Because the handle wraps both lines, value and previous_value are the full 2-bit states before and after the change — we can hand them straight to RotaryEncoder.delta/2. No need to track the previous state ourselves.

position_frame = Kino.Frame.new()
# Run the reader in its own process so the encoder handle stays alive (a handle
# that gets garbage collected stops sending notifications) and so it owns the
# subscription. Turn the knob and watch the frame above update.
reader =
  spawn(fn ->
    {:ok, encoder} = Circuits.GPIO.open([a_spec, b_spec], :input, pull_mode: :pullup)
    {:ok, _ref} = Circuits.GPIO.subscribe(encoder)

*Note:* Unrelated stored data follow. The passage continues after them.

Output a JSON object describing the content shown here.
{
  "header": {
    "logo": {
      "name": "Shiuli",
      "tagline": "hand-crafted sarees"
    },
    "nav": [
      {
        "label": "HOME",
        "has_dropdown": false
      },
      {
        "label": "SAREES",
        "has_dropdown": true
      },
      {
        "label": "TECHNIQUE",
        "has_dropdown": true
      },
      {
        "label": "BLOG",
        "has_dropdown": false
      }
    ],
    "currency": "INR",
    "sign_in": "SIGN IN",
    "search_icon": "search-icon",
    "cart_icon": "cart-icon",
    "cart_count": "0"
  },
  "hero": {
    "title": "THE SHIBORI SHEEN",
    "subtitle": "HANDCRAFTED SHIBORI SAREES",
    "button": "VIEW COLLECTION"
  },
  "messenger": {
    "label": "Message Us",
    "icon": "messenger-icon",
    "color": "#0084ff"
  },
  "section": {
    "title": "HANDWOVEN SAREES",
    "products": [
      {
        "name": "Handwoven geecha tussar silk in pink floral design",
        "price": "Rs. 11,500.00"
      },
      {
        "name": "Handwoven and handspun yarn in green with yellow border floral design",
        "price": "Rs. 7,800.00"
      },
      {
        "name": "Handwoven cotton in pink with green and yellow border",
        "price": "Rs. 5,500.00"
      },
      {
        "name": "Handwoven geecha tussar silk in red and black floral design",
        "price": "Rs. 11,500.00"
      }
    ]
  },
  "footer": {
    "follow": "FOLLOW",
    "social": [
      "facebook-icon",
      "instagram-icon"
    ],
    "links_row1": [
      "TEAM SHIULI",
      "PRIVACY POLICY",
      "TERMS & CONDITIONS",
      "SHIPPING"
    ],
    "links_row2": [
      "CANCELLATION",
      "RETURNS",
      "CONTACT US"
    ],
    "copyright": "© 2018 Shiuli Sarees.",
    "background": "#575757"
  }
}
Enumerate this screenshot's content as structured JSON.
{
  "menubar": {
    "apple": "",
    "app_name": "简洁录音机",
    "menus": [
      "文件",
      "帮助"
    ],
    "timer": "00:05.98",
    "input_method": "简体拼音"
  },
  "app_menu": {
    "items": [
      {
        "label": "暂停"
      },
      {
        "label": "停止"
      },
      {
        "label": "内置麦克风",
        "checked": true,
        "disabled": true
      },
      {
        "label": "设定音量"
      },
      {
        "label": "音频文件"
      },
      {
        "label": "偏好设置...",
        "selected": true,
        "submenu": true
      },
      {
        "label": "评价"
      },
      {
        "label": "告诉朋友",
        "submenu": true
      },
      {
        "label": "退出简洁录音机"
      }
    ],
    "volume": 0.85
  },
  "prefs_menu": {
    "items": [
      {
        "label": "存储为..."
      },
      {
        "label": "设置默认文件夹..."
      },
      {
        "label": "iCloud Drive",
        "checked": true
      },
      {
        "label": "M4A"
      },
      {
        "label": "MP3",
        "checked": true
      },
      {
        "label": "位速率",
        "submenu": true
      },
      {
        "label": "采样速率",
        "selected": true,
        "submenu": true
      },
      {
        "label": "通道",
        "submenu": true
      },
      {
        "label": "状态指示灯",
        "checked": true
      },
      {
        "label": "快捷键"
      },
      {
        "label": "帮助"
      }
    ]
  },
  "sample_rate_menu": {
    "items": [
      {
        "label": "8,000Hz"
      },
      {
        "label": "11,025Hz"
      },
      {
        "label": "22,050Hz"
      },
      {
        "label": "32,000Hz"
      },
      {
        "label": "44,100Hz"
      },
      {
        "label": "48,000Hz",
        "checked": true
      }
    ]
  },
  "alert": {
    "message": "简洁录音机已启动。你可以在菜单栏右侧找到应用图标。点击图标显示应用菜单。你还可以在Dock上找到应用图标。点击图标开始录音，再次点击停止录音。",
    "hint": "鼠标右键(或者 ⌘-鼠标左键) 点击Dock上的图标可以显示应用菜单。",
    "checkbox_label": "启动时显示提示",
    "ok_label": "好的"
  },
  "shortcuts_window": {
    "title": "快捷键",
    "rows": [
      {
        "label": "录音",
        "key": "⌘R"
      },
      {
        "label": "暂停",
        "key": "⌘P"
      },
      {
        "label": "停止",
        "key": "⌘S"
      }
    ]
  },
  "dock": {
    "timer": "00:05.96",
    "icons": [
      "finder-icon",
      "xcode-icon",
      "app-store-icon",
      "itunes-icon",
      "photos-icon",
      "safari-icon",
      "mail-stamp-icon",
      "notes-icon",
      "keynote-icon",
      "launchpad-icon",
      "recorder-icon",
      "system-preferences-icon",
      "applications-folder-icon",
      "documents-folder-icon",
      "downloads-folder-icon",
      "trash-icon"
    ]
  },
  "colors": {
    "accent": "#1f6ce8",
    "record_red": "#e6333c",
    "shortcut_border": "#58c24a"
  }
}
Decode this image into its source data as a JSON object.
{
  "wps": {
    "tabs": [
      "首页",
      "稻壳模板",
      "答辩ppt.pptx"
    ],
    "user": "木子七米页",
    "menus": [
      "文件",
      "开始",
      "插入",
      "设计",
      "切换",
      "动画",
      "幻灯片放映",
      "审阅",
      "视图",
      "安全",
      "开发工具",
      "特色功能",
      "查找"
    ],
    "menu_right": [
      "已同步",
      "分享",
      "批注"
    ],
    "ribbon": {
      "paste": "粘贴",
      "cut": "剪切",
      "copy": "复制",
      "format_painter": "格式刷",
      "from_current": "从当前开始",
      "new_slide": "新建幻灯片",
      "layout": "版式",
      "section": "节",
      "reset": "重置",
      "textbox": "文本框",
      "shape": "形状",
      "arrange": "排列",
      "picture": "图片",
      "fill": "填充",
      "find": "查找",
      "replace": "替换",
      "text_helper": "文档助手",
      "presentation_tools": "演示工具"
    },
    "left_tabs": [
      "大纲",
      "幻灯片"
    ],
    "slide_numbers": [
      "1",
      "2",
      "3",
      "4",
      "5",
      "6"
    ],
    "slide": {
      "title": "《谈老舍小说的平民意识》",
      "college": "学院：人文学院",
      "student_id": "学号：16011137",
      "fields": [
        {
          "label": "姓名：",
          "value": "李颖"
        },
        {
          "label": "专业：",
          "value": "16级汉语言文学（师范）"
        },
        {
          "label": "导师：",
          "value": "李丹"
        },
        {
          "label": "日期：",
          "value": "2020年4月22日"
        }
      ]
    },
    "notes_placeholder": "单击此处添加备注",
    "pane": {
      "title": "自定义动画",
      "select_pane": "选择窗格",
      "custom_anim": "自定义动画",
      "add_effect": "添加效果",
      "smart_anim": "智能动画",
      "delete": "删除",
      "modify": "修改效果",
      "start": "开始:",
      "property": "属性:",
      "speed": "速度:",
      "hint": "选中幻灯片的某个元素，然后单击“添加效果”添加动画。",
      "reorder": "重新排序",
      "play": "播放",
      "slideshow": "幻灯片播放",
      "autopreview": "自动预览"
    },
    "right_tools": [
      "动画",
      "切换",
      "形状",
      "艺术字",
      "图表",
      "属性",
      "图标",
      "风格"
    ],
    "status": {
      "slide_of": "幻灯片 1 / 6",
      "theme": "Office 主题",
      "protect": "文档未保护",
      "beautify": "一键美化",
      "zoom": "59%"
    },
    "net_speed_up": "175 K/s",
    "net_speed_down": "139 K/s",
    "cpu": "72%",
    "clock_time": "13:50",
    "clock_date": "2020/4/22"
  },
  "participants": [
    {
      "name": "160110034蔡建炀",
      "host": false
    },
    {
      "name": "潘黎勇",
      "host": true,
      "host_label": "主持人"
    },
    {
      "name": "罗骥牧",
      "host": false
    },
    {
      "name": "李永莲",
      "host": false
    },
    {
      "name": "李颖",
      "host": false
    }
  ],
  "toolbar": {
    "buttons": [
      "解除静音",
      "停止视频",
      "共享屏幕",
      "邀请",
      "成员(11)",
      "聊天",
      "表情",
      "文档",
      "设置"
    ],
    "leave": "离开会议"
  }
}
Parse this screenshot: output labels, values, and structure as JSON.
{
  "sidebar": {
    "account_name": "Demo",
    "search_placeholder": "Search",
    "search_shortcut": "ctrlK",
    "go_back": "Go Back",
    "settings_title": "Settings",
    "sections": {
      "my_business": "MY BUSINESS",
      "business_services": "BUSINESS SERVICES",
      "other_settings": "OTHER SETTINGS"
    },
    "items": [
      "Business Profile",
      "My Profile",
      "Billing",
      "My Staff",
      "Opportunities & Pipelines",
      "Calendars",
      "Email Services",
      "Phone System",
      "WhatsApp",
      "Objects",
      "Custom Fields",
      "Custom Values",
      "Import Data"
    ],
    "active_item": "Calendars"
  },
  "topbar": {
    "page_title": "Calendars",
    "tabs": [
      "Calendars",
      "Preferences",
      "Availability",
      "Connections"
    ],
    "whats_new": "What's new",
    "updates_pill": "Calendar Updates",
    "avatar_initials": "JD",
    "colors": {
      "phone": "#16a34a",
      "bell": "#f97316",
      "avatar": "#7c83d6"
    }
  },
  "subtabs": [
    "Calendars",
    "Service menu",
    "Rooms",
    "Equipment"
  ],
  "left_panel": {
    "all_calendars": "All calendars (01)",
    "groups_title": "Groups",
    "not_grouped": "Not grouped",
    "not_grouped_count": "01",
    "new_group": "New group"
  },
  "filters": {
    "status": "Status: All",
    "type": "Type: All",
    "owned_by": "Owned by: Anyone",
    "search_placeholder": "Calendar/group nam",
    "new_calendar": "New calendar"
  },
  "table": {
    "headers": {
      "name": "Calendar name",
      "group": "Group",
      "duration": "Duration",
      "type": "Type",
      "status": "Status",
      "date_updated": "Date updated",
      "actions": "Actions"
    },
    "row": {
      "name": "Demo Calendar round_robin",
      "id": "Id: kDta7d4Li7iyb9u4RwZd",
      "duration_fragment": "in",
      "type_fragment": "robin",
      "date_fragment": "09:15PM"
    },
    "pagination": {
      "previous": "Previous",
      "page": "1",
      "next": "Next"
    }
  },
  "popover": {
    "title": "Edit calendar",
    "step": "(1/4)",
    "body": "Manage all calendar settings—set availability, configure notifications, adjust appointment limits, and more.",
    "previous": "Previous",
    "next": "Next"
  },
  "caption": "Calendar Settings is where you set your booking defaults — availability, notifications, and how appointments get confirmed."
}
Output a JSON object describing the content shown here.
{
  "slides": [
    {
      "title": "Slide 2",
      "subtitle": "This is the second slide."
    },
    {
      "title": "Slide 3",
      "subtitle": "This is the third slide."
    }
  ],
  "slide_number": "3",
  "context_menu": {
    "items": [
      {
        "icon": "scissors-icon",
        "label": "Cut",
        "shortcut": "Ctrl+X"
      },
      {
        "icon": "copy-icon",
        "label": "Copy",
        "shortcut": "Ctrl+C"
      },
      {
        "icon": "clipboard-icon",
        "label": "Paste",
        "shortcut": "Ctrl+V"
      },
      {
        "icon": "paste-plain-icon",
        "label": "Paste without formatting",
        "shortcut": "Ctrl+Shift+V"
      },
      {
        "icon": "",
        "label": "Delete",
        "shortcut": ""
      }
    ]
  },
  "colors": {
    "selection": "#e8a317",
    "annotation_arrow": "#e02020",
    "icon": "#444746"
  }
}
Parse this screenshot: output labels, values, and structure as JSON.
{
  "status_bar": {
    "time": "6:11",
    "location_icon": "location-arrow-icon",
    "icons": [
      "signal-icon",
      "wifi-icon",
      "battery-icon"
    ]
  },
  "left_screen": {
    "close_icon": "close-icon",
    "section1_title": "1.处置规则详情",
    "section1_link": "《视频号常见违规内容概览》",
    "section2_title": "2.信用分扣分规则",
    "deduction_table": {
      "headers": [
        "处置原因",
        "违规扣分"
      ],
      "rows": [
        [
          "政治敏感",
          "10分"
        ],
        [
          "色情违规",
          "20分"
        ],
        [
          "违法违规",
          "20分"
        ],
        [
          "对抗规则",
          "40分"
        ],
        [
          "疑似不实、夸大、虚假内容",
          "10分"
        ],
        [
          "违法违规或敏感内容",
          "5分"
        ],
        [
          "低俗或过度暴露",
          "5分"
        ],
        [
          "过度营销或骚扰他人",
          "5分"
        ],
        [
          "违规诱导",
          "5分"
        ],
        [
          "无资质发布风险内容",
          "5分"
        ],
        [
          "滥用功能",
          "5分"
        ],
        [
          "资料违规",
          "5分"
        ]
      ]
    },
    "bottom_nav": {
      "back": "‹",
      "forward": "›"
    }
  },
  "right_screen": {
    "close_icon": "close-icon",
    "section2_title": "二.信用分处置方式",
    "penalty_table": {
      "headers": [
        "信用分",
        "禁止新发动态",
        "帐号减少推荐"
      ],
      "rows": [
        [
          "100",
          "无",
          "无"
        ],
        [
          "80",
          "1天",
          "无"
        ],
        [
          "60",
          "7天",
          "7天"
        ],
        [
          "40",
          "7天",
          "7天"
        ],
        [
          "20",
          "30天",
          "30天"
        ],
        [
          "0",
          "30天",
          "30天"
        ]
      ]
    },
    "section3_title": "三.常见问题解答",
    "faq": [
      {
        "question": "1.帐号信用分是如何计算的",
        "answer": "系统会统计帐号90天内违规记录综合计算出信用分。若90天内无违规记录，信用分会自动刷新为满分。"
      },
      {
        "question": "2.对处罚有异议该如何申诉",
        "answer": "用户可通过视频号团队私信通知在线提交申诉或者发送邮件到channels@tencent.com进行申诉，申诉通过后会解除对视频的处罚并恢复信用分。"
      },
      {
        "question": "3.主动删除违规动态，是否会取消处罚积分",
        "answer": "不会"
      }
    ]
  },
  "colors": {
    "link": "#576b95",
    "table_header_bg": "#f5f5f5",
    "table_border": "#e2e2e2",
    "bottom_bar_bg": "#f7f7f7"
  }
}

    loop = fn loop, position ->
      receive do
        {:circuits_gpio, %{value: value, previous_value: previous_value}} ->
          position = position + RotaryEncoder.delta(previous_value, value)
          Kino.Frame.render(position_frame, Kino.Markdown.new("## Position: `#{position}`"))
          loop.(loop, position)
      end
    end

    Kino.Frame.render(position_frame, Kino.Markdown.new("## Position: `0`"))
    loop.(loop, 0)
  end)

When you’re done, stop the reader process (closing its handle and the subscription):

Process.exit(reader, :kill)

Notes

  • The transition table is a full-step quadrature decoder. Some encoders produce four state changes per physical “detent,” so position may move by 4 per click — divide if you want one count per detent.
  • Invalid transitions (from contact bounce) map to 0, so they’re harmless. For noisy encoders you can still add an RC filter or debounce in software.
  • This same pattern — open related lines as a group, decode value/ previous_value on each notification — works for any small parallel signal, like a 2-bit mode switch or a Gray-coded absolute position sensor.